Cloudflare and Spamhaus
Spamhaus has been the subject of a lot of discussion the last few weeks. I touched on this a little in June when I blogged that a number of large brands were getting SBL listings.
But big brands are not the only companies with publicly discussed SBL listings.
Cloudflare, the content delivery network that grew out of project honeypot, has a number of SBL listings, covering at least 2 /18s and a /20. Representatives and customers of Cloudflare have been discussing the listings on twitter.
As a content provider, Cloudflare isn’t actually sending mail nor are they actually hosting the content. What they are doing is providing consistent name service and traffic routing to malicious websites. In fact, they’ve been providing services to a malware botnet controller (SBL138291) since May, 2012. They’re also providing services to a number of SEO spammers. Both of these actions are justification for a SBL listing, and Spamhaus has a history of listing providers protecting spammers.
Cloudflare claims they take action on all “properly filed complaints” and they may actually do that. But their reports require quite a bit of information and require consent for releasing information to 3rd parties. Looking at the website, it appears to me to be a site designed to discourage abuse reports and stop people from reporting problems to Cloudflare.
When you look at the Cloudflare business model it’s clearly one that will be abused. Cloudflare acts as a reverse proxy / pass through network that caches data from their customers. This protects the abusers webhosting setup and prevents people tracking the abuser from being able to determine the true host of a website. As a responsible internet citizen, Cloudflare should be disconnecting the customers hiding behind Cloudflare’s services.
Unfortunately, Cloudflare seems unwilling to actually police their customers. They’ve taken a totally hands off approach.

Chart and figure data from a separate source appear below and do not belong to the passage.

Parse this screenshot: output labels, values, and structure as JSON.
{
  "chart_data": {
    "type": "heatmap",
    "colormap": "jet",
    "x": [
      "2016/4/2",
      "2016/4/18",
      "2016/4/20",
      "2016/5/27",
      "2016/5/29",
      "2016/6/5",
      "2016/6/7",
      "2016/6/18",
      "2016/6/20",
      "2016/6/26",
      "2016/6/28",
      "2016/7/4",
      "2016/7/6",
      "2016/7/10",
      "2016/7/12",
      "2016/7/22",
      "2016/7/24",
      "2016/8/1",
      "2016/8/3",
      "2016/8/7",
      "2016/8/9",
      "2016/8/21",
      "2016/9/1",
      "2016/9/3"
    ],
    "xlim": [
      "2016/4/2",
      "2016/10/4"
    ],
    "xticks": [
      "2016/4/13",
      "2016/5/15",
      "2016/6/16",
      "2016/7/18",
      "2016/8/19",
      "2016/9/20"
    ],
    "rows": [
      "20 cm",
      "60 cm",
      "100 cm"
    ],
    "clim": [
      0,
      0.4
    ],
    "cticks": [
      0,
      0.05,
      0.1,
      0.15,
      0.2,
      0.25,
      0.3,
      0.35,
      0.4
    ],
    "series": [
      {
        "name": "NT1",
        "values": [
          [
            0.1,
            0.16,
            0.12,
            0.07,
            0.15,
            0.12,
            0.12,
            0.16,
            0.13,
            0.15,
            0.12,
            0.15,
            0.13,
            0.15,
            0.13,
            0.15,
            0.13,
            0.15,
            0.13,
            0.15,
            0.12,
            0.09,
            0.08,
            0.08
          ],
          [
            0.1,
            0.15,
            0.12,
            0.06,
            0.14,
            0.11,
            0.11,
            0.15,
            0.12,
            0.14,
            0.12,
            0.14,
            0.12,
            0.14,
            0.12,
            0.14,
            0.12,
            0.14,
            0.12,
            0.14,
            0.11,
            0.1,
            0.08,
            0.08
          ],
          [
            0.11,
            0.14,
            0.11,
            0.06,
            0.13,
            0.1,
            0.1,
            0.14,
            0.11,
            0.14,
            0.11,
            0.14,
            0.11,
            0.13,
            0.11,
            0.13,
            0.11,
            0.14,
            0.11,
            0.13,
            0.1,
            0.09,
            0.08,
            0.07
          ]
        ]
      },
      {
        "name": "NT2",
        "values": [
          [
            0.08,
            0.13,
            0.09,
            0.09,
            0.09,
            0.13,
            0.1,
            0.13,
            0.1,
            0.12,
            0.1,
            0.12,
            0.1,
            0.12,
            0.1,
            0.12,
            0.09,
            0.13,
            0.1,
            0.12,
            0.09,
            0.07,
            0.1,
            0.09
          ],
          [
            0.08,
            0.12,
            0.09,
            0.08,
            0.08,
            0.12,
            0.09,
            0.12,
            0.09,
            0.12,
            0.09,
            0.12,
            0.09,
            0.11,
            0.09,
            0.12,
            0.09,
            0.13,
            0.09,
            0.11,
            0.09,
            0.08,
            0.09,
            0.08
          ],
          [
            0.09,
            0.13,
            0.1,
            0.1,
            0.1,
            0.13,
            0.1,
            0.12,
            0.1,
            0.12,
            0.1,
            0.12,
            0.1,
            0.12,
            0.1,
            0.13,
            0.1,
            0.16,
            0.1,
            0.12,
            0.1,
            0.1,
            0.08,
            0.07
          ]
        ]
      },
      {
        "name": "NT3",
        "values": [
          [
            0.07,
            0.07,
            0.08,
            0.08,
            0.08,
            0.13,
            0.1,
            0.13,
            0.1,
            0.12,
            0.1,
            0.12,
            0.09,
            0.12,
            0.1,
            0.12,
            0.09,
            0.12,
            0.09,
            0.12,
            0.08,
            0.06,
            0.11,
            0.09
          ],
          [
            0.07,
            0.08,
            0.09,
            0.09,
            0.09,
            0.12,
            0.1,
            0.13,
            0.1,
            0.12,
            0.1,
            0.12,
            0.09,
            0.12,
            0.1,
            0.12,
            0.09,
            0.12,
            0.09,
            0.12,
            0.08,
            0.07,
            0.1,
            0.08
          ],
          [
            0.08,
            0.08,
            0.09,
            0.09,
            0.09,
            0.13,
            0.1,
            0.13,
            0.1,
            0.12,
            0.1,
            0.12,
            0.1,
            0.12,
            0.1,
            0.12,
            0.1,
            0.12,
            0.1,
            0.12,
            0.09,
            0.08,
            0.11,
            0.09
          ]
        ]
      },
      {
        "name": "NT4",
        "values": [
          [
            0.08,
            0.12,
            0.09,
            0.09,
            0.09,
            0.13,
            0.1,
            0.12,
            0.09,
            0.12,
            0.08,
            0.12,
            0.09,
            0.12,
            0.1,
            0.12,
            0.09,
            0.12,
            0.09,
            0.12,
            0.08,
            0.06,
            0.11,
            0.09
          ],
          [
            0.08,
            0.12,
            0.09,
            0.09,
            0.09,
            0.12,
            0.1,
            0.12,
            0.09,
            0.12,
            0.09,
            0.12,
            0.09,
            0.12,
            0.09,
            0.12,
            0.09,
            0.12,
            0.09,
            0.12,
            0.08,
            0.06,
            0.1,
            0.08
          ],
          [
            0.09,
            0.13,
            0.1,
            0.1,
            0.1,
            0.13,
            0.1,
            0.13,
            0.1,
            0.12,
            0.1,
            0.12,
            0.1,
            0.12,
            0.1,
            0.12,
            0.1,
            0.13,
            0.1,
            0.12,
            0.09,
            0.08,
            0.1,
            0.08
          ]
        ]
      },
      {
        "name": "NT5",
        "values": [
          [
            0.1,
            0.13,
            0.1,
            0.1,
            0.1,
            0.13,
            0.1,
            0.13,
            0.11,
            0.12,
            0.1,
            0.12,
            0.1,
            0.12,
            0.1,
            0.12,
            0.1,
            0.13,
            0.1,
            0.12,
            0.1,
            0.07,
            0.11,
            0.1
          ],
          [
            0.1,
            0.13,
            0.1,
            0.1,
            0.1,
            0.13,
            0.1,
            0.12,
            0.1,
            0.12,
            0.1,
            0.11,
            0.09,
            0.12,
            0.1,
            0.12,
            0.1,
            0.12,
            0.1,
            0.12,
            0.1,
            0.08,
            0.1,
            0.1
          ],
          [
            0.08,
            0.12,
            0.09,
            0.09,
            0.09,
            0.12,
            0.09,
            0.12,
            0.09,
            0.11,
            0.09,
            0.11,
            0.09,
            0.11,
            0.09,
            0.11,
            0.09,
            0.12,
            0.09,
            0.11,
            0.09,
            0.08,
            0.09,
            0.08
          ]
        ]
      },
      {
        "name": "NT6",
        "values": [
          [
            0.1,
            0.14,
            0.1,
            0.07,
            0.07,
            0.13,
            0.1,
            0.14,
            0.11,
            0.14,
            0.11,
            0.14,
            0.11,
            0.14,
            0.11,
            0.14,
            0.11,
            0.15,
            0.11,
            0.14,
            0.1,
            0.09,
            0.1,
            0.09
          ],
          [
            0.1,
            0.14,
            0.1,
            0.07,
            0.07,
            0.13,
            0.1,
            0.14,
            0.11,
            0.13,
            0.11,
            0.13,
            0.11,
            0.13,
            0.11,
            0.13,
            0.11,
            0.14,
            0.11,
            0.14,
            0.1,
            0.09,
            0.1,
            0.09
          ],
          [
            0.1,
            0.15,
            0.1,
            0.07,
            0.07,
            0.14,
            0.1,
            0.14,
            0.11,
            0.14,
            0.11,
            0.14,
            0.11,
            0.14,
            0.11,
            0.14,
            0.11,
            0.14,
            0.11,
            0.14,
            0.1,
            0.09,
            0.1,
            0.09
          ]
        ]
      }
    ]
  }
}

Let’s be frank. Cloudflare has been providing service to Botnet C&C servers for at least two months. It doesn’t matter that the abuser has the malware on a machine elsewhere, Cloudflare’s IP is the one that serves the data. I don’t care what you think about spam, providing service to malware providers is totally unacceptable. It’s even more unacceptable when you claim to be a security company. Nothing about malware is legitimate and the fact that Cloudflare is continuing to host a malware network command and control node is concerning at the very least.
Cloudflare (.pdf) is listed on Spamhaus for providing spam support services. The most obvious of these is providing service to a malware controller. And Spamhaus escalated the listings because they are allowing other abusers to hide behind their reverse proxy.